I realize that these are details in a larger picture, but if people are going to mainline confirmation bias like it’s the end of the world, they are worth pointing out.  I now understand why quarterback “controversies” can become so detrimental to a franchise.  This hasn’t even really been that bad of one, but you still see people taking hardline positions – mostly on Wilson’s side for whatever reason.

Admittedly, Matt Flynn hasn’t looked totally sharp this preseason.  That doesn’t always mean much, however.  Flynn apparently is suffering from some sort of elbow issue and I have no doubt was also told to throw to certain people and make certain plays in order to test out another players’ abilities (looking at you, TO).  One could look at this and say that Pete Carroll trusts in Flynn’s ability enough on its own that he can be used to test out the abilities of other players.

If we are going to be using insanely small sample sizes to evaluate a quarterback then it also means we should look at Flynn’s regular season game from last season against the Detroit Lions.  Flynn completed 31 of 44 passes for 480 yards and six touchdowns.  All of that got him a rating of 124.8 which is also fantastic.  It defies logic to look at one quarterback’s numbers and dismiss his competitors simply because you may have a preference.  Anybody that claims Flynn is any worse than Wilson is just ignoring facts when you look at the actual numbers.

Flynn is not nearly as mobile as Wilson.  He is a pocket passer that controls the game by running through his progressions and taking what is there.  Wilson still has trouble reading defenses (failed to pick up a KC blitz a couple times) but is able to compensate through his mobility.  Compensation and creativity don’t equate to experience and understanding, however.

At this point, I can’t honestly say I know who will start.  I know the Wilson proponents are much more aggressive, vocal, and stubborn, but that doesn’t mean they’re completely rational.  The realization I have come to over the last few days is that I have to have the same trust I’ve had in the past that Pete Carroll will make the best decision.  There is no reason I would second guess him now when I haven’t done so in the past.  I hope that all the other 12th Men realize this as well.  If Flynn gets chosen, I hope all the Wilson supporters get behind the decision.
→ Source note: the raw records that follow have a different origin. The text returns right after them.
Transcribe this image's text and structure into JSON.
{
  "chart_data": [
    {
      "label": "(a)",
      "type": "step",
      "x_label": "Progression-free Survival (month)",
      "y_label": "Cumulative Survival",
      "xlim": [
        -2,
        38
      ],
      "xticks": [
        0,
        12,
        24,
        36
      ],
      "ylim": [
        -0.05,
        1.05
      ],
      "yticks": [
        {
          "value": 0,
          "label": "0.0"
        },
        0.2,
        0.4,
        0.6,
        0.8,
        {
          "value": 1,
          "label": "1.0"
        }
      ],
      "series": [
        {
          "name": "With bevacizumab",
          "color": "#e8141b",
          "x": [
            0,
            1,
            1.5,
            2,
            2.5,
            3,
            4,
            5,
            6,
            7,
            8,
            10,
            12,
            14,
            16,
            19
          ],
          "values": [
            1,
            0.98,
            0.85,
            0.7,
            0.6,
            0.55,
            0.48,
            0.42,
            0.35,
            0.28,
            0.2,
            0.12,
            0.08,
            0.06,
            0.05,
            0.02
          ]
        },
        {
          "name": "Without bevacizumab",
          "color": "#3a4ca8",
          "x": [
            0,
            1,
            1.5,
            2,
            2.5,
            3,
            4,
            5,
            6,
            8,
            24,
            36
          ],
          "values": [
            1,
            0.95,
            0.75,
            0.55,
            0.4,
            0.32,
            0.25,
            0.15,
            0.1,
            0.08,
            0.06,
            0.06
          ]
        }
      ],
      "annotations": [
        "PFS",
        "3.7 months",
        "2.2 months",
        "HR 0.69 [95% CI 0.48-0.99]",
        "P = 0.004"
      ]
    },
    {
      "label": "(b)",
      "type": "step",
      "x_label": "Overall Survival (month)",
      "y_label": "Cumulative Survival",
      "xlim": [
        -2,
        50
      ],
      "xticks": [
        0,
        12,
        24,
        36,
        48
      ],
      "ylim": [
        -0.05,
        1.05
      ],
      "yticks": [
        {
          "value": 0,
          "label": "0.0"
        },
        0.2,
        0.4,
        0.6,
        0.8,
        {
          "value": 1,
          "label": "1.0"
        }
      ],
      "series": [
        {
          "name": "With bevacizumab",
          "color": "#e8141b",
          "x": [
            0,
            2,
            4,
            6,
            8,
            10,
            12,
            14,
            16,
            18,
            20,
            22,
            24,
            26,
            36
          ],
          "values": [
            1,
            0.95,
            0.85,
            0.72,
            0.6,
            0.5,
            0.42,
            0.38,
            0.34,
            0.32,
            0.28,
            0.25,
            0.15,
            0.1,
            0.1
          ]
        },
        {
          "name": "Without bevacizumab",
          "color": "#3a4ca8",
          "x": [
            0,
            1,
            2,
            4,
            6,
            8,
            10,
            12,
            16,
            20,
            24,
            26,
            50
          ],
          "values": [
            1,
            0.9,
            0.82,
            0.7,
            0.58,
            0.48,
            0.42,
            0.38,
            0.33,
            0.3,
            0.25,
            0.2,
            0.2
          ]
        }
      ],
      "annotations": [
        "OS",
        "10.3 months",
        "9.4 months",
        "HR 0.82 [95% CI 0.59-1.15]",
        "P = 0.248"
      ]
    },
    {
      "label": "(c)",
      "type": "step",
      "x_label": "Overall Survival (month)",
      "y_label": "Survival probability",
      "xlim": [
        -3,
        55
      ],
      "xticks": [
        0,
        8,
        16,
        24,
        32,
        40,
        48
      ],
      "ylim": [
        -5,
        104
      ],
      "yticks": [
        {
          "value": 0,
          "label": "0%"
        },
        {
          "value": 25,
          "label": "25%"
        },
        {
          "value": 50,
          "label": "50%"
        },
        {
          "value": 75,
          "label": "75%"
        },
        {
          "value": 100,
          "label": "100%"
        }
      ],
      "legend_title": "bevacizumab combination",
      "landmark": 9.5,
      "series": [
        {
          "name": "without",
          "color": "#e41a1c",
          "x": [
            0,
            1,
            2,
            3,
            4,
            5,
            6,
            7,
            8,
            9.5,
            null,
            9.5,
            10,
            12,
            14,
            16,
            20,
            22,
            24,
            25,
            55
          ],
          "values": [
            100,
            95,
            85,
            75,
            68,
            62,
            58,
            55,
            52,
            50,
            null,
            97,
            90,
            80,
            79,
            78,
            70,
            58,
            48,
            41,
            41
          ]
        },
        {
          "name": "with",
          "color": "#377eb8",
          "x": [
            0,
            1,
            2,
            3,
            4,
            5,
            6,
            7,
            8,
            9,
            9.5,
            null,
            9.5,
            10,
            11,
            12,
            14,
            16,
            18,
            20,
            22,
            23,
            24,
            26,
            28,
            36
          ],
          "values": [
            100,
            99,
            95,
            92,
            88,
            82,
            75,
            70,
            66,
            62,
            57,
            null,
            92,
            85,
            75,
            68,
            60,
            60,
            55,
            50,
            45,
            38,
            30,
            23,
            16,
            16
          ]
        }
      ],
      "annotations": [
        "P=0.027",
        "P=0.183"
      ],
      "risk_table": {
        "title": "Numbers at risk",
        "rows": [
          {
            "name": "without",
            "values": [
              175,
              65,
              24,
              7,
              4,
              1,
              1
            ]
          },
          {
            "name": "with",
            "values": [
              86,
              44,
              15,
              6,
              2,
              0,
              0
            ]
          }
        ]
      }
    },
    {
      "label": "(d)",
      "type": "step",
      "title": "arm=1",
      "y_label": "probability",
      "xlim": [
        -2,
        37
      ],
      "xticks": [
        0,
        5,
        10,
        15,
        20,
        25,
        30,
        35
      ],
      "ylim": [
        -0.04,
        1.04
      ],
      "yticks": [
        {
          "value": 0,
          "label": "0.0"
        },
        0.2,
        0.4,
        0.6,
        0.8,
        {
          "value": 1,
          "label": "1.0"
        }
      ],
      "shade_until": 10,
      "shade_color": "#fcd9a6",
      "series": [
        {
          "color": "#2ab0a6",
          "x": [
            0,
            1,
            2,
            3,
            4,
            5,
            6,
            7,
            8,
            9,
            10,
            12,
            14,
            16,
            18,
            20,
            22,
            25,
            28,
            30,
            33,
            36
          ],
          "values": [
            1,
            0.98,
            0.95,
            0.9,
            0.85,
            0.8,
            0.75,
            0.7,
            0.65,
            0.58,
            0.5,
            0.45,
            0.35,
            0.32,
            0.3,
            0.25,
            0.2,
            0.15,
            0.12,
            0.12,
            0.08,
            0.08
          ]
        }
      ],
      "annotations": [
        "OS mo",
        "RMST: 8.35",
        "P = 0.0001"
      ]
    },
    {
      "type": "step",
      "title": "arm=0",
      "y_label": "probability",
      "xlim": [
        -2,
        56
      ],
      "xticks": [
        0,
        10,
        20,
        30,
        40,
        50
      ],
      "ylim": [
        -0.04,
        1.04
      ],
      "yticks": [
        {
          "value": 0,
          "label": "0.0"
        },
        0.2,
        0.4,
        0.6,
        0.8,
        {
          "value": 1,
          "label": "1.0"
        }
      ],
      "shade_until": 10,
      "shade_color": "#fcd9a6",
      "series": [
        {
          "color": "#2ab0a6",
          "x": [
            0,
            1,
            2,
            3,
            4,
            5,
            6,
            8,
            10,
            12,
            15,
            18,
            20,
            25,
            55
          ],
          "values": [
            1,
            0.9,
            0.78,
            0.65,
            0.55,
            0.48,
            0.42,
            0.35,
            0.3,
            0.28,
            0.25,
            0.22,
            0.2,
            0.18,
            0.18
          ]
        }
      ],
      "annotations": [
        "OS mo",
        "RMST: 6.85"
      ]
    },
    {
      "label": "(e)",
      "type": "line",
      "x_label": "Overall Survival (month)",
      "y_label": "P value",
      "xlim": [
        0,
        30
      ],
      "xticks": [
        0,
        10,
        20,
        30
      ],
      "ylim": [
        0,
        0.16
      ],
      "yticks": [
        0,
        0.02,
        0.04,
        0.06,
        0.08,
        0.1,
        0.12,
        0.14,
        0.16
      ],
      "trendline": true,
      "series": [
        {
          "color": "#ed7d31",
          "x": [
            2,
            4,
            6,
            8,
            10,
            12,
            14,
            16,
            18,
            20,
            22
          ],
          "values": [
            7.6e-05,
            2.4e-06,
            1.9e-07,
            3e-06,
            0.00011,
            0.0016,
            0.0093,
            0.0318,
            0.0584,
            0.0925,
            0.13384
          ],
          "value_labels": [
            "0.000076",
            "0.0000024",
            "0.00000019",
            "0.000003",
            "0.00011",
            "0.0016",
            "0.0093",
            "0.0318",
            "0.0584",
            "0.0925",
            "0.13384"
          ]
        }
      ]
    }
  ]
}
Nothing would make me angrier than hearing a stadium booing Flynn and chanting “Russ-ell” the first tough game Flynn has.  Whoever Carroll chooses, there will be tough games.  I express this concern because of the way talk radio, the papers, and some commentators have been slurping down the kool-aid.  Wilson is the new kid in town and if you believed some you’d think he can walk on water.

In the end, I suppose, this is just a plea for unity, moderation, rational analysis, and continued faith in the PCJS experiment.  Instinctually, I tend to be very skeptical of over-excited bandwagon riders and their claims, as well as arguments that seem based on a single event or limited data (and there have been a few on this site and in the comments section).  Putting Russell Wilson on a pedestal doesn’t do him any favors either.  Whatever one may think, he still has a long ways to go and is far from becoming the next Steve Young or Drew Brees.  It’s even far too early to claim he is the best quarterback of his draft class.

The way I see it is the Seahawks have a “high-quality” problem.  They have a choice between two good quarterbacks that can lead their teams to victory, albeit in very different ways.  In the next ten days or so, Pete Carroll will make his decision and I hope that the second-guessing is limited and the faith remains alive.  I know I will support whoever starts game one under center.  After all, both options are better than Tarvaris Jackson.